Explaining the action, the rating agency said the positive outlook reflects the market’s strong operating performance in recent years, in spite of the exceptional record of natural catastrophes. In addition, it also reflects “A.M. Best’s assessment of the robust oversight of the market by Lloyd’s Performance Management Directorate and its demonstrable success in reducing earnings volatility.”
The rating agency also noted the steady improvement in the market’s risk-adjusted capitalization, adding that it expects the current capital level to be maintained “for the foreseeable future.”
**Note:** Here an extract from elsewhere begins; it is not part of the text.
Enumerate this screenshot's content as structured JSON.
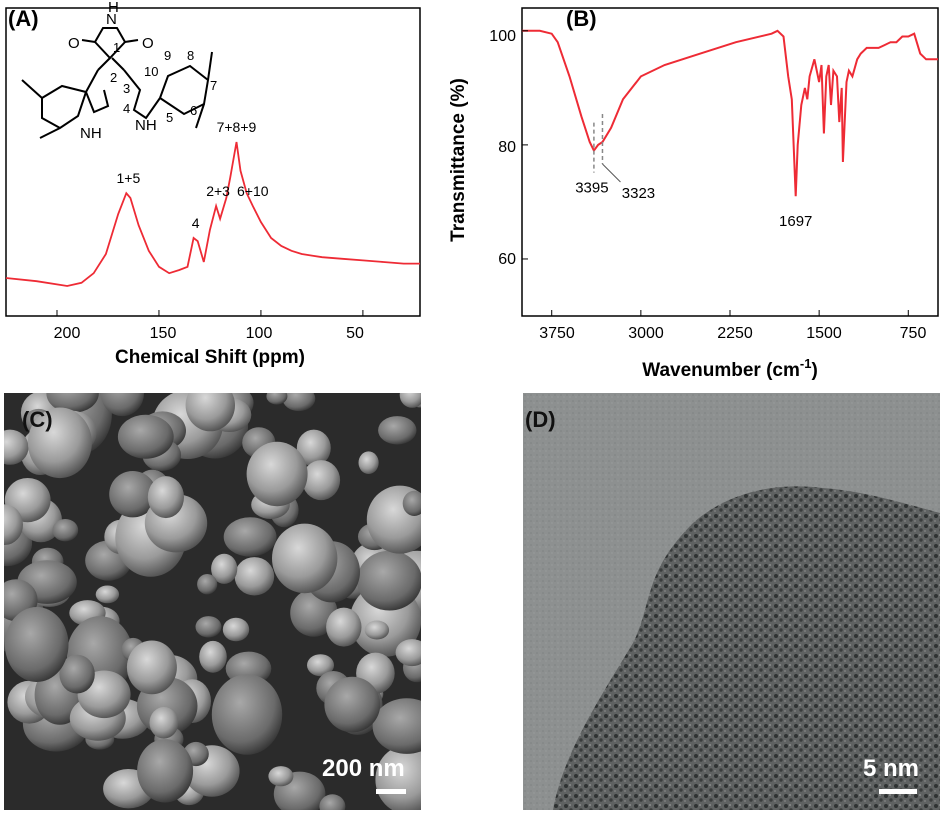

Best also affirmed Lloyd’s issuer credit rating “a+” and FSR and ICR of Lloyd’s Insurance Company (China) Limited, also indicating positive outlooks for these ratings.
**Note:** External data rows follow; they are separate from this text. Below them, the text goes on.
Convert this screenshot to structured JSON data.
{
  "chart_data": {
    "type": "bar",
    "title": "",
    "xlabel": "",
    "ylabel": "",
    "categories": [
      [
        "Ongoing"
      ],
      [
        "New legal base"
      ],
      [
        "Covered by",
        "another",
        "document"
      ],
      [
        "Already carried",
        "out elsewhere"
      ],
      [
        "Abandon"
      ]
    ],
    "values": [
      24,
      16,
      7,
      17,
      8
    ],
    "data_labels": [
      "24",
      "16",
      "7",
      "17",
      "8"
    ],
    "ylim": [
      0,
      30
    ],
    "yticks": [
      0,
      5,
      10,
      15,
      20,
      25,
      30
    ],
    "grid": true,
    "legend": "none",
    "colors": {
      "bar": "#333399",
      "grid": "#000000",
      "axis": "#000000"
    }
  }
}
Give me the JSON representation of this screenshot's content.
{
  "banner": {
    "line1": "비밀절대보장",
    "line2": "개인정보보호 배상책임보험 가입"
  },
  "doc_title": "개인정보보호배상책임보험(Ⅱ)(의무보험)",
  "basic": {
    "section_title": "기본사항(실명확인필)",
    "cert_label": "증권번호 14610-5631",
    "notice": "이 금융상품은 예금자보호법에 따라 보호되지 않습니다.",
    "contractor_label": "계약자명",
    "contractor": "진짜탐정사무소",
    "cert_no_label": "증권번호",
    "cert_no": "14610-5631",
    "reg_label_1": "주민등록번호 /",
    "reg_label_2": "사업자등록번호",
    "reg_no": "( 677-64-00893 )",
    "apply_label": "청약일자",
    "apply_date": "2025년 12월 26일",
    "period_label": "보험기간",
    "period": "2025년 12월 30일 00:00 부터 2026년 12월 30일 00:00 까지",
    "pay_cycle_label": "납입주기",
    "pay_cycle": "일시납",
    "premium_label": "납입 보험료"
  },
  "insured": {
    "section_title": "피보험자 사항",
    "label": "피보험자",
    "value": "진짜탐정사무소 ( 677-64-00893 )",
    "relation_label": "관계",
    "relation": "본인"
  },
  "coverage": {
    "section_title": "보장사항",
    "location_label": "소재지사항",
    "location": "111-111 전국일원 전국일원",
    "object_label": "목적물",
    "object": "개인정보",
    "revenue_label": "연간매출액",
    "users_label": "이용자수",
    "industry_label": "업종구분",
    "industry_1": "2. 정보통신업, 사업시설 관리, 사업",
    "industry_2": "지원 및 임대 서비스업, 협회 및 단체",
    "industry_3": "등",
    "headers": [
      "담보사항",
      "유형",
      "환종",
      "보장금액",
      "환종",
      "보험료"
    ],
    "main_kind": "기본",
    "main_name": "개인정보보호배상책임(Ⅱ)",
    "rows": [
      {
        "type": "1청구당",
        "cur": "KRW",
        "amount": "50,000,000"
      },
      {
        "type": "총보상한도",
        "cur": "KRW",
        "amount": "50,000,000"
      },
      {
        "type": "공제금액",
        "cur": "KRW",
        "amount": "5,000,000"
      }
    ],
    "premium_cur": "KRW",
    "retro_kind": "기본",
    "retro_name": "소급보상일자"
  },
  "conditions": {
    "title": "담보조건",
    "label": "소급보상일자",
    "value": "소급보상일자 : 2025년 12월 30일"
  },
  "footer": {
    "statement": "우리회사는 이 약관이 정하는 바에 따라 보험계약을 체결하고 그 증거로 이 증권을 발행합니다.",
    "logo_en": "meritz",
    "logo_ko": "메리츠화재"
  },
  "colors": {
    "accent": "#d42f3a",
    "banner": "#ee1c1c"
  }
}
At the same time, A.M. Best has revised the outlook to positive from stable and affirmed the ICR of “a” of the Society of Lloyd’s (United Kingdom) and the debt ratings of “a-” on the subordinated loan notes issued by the Society in two tranches in November 2004 (6.875% subordinated notes of GBP 153 million maturing Nov. 17, 2025 and 5.625% subordinated notes of EUR 214 million maturing Nov. 17, 2024), and the 7.421% GBP 392 million junior perpetual subordinated loan notes issued in June 2007.
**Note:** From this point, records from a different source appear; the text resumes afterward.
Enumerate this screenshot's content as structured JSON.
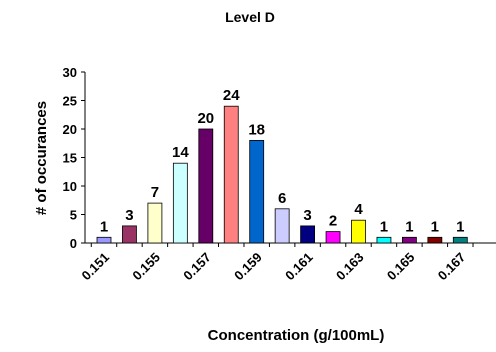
{
  "chart_data": {
    "type": "bar",
    "title": "Level D",
    "xlabel": "Concentration (g/100mL)",
    "ylabel": "# of occurances",
    "ylim": [
      0,
      30
    ],
    "yticks": [
      0,
      5,
      10,
      15,
      20,
      25,
      30
    ],
    "grid": false,
    "legend": "none",
    "xtick_labels": [
      "0.151",
      "0.155",
      "0.157",
      "0.159",
      "0.161",
      "0.163",
      "0.165",
      "0.167"
    ],
    "values": [
      1,
      3,
      7,
      14,
      20,
      24,
      18,
      6,
      3,
      2,
      4,
      1,
      1,
      1,
      1
    ],
    "colors": [
      "#9999ff",
      "#993366",
      "#ffffcc",
      "#ccffff",
      "#660066",
      "#ff8080",
      "#0066cc",
      "#ccccff",
      "#000080",
      "#ff00ff",
      "#ffff00",
      "#00ffff",
      "#800080",
      "#800000",
      "#008080"
    ]
  }
}
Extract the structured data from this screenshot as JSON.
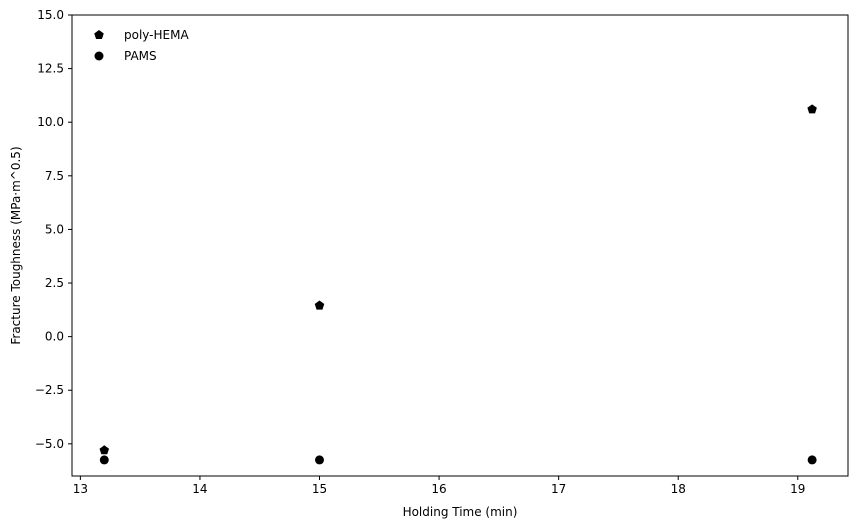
{
  "chart_data": {
    "type": "scatter",
    "title": "",
    "xlabel": "Holding Time (min)",
    "ylabel": "Fracture Toughness (MPa·m^0.5)",
    "xlim": [
      12.93,
      19.42
    ],
    "ylim": [
      -6.5,
      15.0
    ],
    "xticks": [
      13,
      14,
      15,
      16,
      17,
      18,
      19
    ],
    "xtick_labels": [
      "13",
      "14",
      "15",
      "16",
      "17",
      "18",
      "19"
    ],
    "yticks": [
      -5.0,
      -2.5,
      0.0,
      2.5,
      5.0,
      7.5,
      10.0,
      12.5,
      15.0
    ],
    "ytick_labels": [
      "−5.0",
      "−2.5",
      "0.0",
      "2.5",
      "5.0",
      "7.5",
      "10.0",
      "12.5",
      "15.0"
    ],
    "grid": false,
    "legend_position": "top-left",
    "series": [
      {
        "name": "poly-HEMA",
        "marker": "pentagon",
        "color": "#000000",
        "x": [
          13.2,
          15.0,
          19.12
        ],
        "y": [
          -5.3,
          1.45,
          10.6
        ]
      },
      {
        "name": "PAMS",
        "marker": "circle",
        "color": "#000000",
        "x": [
          13.2,
          15.0,
          19.12
        ],
        "y": [
          -5.75,
          -5.75,
          -5.75
        ]
      }
    ]
  }
}
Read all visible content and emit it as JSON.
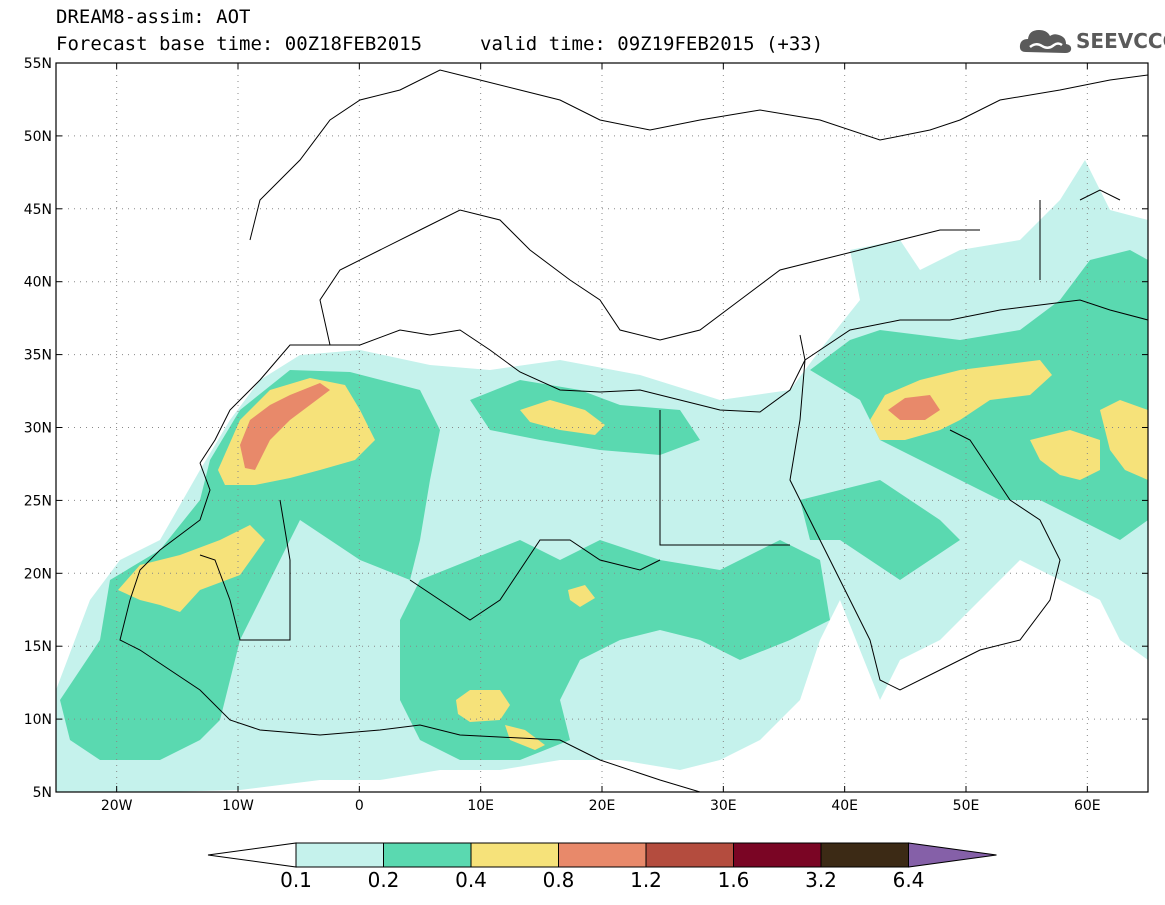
{
  "header": {
    "line1": "DREAM8-assim: AOT",
    "line2_left": "Forecast base time: 00Z18FEB2015",
    "line2_right": "valid time: 09Z19FEB2015 (+33)"
  },
  "logo": {
    "text": "SEEVCCC",
    "icon": "cloud-icon"
  },
  "map": {
    "lon_range": [
      -25,
      65
    ],
    "lat_range": [
      5,
      55
    ],
    "lat_ticks": [
      {
        "value": 55,
        "label": "55N"
      },
      {
        "value": 50,
        "label": "50N"
      },
      {
        "value": 45,
        "label": "45N"
      },
      {
        "value": 40,
        "label": "40N"
      },
      {
        "value": 35,
        "label": "35N"
      },
      {
        "value": 30,
        "label": "30N"
      },
      {
        "value": 25,
        "label": "25N"
      },
      {
        "value": 20,
        "label": "20N"
      },
      {
        "value": 15,
        "label": "15N"
      },
      {
        "value": 10,
        "label": "10N"
      },
      {
        "value": 5,
        "label": "5N"
      }
    ],
    "lon_ticks": [
      {
        "value": -20,
        "label": "20W"
      },
      {
        "value": -10,
        "label": "10W"
      },
      {
        "value": 0,
        "label": "0"
      },
      {
        "value": 10,
        "label": "10E"
      },
      {
        "value": 20,
        "label": "20E"
      },
      {
        "value": 30,
        "label": "30E"
      },
      {
        "value": 40,
        "label": "40E"
      },
      {
        "value": 50,
        "label": "50E"
      },
      {
        "value": 60,
        "label": "60E"
      }
    ],
    "grid": "dotted"
  },
  "colorbar": {
    "labels": [
      "0.1",
      "0.2",
      "0.4",
      "0.8",
      "1.2",
      "1.6",
      "3.2",
      "6.4"
    ],
    "colors": [
      "#ffffff",
      "#c5f2ec",
      "#5ad9b0",
      "#f6e27a",
      "#e8896a",
      "#b44c3e",
      "#7a0524",
      "#3c2a15",
      "#8560a8"
    ]
  },
  "chart_data": {
    "type": "heatmap",
    "variable": "AOT",
    "levels": [
      0.1,
      0.2,
      0.4,
      0.8,
      1.2,
      1.6,
      3.2,
      6.4
    ],
    "plumes": [
      {
        "lon": -4,
        "lat": 30,
        "peak": 1.2
      },
      {
        "lon": 45.5,
        "lat": 30.5,
        "peak": 1.2
      },
      {
        "lon": -15,
        "lat": 20,
        "peak": 0.8
      },
      {
        "lon": 17,
        "lat": 30,
        "peak": 0.8
      },
      {
        "lon": 10,
        "lat": 11,
        "peak": 0.8
      }
    ]
  }
}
Overall, Best said the stability of Lloyd’s central capital base supports its view that capitalization will remain strong in 2013 and into 2014. Central assets for solvency purposes rose over 4 percent in 2012 to GBP 3,215 million ($4.9 billion) and are likely to remain close to this level throughout 2013, in spite of a buyback of approximately GBP 180 million ($275 million) of subordinated debt in May 2013.
With the exposure of central resources to insolvent members declining (as runoff liabilities decline), Best says Lloyd’s “robust risk-based approach” to setting member level capital and close monitoring of syndicates’ performance and catastrophe exposure should reduce the risk of material drawdowns on the central fund.
A.M. Best also took note of Lloyd’s internal capital model, 2012 profit level, and said that with another normal year of catastrophe events, it expects combined ratio below 95 for 2013.
Following the revision of the outlook to positive from stable for the ratings of Lloyd’s, A.M. Best has reviewed the syndicates that have interactive ratings at the market level. The FSR of A (Excellent) and ICR of “a+” have been affirmed and the outlook for these ratings revised to positive from stable for the syndicates listed below, to reflect the rating action on Lloyd’s:
- Lloyd’s Syndicate 33, managed by Hiscox Syndicates Ltd
- Lloyd’s Syndicate 2623, managed by Beazley Furlonge Limited
- Lloyd’s Syndicate 623, managed by Beazley Furlonge Limited
- Lloyd’s Syndicate 3623, managed by Beazley Furlonge Limited
- Lloyd’s Syndicate 3622, managed by Beazley Furlonge Limited
- Lloyd’s Syndicate 2010, managed by Cathedral Underwriting Limited
- Lloyd’s Syndicate 609, managed by Atrium Underwriters Limited
- Lloyd’s Syndicate 1225, managed by AEGIS Managing Agency Limited
- Lloyd’s Syndicate 510, managed by R.J. Kiln & Co Limited
- Lloyd’s Syndicate 2003, managed by Catlin Underwriting Agencies Limited
- Lloyd’s Syndicate 3000, managed by Markel Syndicate Management Limited
The rating of Lloyd’s Syndicate 2001, managed by Amlin Underwriting Ltd, is not affected as this syndicate is currently rated above the Lloyd’s market level.